Professor Heidi Norman is a leading researcher in the field of Australian Aboriginal political history. Her research sits in the field of history and draws on the cognate disciplines anthropology, political-economy, cultural studies and political theory. She has made significant contributions to understanding of Aboriginal social, cultural, economic and political history where she addresses questions of power in relation to Aboriginal citizens, the state and settler society and Aboriginal land justice.
Her research has included: a history of the NSW Annual Aboriginal Rugby League Knockout; the social and economic impact of mining in relation to Gomeroi lands and people; study of economic change over time and relationship to Aboriginal lives in cities. In 2015 she published a political history of Aboriginal land rights in NSW titled 'What Do We Want? A Political History of Aboriginal Land Rights in NSW'. In this first-ever study of land rights in NSW she documents the movement for land rights, how the laws changed relationships between Aboriginal people, the state and one another. From 2018 she has commenced a large ARC funded study of the social, economic and cultural benefits of Aboriginal land repossession in NSW.
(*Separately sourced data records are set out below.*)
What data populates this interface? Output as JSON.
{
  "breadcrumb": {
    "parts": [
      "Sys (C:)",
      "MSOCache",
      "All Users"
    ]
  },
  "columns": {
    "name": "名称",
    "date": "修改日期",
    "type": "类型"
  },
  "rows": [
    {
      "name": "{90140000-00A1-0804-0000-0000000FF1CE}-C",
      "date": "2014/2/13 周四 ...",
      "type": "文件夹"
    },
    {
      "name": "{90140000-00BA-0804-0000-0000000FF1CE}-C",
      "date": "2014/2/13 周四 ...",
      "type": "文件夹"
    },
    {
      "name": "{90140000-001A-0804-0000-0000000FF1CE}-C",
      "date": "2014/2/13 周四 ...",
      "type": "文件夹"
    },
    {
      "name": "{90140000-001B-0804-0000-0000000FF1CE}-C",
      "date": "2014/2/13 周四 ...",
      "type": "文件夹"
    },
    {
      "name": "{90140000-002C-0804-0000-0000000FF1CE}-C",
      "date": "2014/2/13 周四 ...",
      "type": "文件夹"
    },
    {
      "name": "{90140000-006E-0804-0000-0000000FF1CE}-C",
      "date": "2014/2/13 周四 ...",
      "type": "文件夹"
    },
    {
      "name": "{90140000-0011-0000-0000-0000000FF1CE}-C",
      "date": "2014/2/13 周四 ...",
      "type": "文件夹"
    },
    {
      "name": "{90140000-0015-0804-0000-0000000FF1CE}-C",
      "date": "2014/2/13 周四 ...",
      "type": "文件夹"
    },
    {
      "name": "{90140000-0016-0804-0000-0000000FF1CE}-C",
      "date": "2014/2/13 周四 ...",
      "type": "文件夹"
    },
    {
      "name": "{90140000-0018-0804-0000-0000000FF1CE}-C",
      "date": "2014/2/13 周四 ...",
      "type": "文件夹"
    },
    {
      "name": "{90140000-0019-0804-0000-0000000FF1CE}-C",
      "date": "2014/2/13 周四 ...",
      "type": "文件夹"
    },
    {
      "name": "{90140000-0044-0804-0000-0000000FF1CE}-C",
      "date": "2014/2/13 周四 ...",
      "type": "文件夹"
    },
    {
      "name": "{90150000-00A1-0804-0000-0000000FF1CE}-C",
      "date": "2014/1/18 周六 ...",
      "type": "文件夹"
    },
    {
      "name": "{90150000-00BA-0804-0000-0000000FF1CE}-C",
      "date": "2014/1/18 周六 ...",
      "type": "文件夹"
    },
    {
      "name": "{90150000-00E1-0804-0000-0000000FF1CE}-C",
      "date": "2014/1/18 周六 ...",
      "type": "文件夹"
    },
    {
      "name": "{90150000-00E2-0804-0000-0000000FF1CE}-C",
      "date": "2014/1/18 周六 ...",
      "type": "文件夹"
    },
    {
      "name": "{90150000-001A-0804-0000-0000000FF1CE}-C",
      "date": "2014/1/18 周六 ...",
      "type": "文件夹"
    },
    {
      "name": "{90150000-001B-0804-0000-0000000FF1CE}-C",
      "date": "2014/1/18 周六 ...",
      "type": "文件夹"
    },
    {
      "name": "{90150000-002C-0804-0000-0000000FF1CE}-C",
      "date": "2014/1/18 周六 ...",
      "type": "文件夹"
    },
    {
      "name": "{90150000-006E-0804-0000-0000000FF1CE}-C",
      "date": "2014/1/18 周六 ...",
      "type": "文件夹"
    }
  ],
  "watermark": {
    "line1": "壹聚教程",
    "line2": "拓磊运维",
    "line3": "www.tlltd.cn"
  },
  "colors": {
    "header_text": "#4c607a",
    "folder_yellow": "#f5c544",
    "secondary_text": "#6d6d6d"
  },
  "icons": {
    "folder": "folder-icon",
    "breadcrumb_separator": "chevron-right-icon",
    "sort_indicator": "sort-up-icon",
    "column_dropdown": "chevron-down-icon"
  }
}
She is an award winning researcher and teacher. She was awarded the UTS research excellence medal for collaboration (2015), National Teaching Excellence Award for her work in Indigenous studies (2016), awarded the inaugural Gough Whitlam Research Fellowship (2017-18) and in 2018 she was announced as a 'Top 5' ABC humanities researcher.
She is from the Gomeroi nation of north western NSW.
She is a member of the NSW Aboriginal Affairs Research Advisory Board, AIATSIS, Congress and convener of the 'Indigenous Land and Justice Research hub'.